The pound to euro exchange rate dropped for the first time since Monday yesterday. This came as the dollar strengthened across the Atlantic while “a sharp souring of risk appetite on Wall Street” hit GBP, said experts. Looking ahead at today, both sterling and the common currency are likely to remain rangebound.
Very little data is due today that could impact the pairing.
However, the stock market will, as ever, play a role in the rate’s movements.
The pound is currently trading at 1.1203 against the euro, according to Bloomberg at the time of writing.
Michael Brown, currency expert at international payments and foreign exchange firm Caxton FX, spoke to Express.co.uk regarding the latest exchange rate figures this morning.
“The pound notched its first daily loss in three days against the euro yesterday,” said Brown.
“It faced headwinds from both a stronger dollar and a sharp souring of risk appetite on Wall St, which hit high-beta currencies such as sterling.
“Looking ahead, with today’s UK & EU data calendars rather barren, we could be in for a rangebound day for the pair, though the direction of travel will likely be determined once again by the stock market.”
George Vessey, UK Currency Strategist, Western Union Business Solutions, commented on euro strength yesterday.
He said: “Comments by European Central Bank (ECB) chief economist, Philip Lane, [on Wednesday] may have marked the first of many verbal interventions to try and prevent the Euro from strengthening much more from here.
“The upbeat market attitude of late has boosted global stock markets and riskier currencies higher but has also helped the cyclical Euro climb despite the extreme ‘long’ positioning of the common currency.”
Vessey continued: “Recoveries in the Eurozone are often kick-started by net exports, so because a stronger Euro may obstruct this, ECB policymakers may attempt to limit its appreciation by talking up more monetary accommodation and fiscal stimulus.
“Deflationary pressures in the Eurozone are also on the rise given the data out this week, which is also concerning for the ECB and is another reason for additional stimulus measures.”

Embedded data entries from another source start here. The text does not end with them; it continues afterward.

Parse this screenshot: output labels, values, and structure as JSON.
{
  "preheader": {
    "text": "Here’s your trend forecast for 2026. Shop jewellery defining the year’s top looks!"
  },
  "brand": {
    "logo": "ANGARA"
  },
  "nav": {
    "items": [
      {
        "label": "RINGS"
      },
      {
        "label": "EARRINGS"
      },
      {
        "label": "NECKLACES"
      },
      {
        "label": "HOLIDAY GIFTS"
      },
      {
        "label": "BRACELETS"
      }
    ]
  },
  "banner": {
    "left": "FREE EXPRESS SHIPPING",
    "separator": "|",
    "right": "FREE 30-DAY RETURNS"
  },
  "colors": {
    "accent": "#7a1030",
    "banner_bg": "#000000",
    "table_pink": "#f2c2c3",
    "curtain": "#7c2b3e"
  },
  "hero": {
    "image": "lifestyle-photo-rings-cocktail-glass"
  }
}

So what does all this mean for your holidays and travel money?
The Post Office is currently offering an exchange rate of €1.0846 for over £400, €1.1003 for over £500 and €1.1060 for over £1,000.
In good news for those heading abroad, Post Office Travel Money found in its latest research that falling demand for hotel rooms since Covid-19 took hold in March means that accommodation prices have plummeted across Europe, leading to big reductions in the cost of city breaks.
The annual City Costs Barometer, which compares the cost of meals, drinks, city transport, sightseeing and accommodation in European cities, found last month that prices have plummeted in 22 of 24 cities in countries exempt from quarantine rules.
The biggest fall in the cost of 12 city break items surveyed was in Dublin, where prices are down 25.5 per cent, but, across the border in Northern Ireland, prices are 22 percent cheaper.
Belfast saw the second biggest fall of 25.2 percent, making it the best value UK capital with a barometer cost of £253.
Edinburgh (£269), Cardiff (£273) and London (£318) also saw year-on-year price falls of 9.9 percent, 7.1 percent and 14.4 percent respectively.
Cheapest of all are the Eastern European capitals of Vilnius (Lithuania) and Warsaw (Poland), with barometer costs totalling around £170.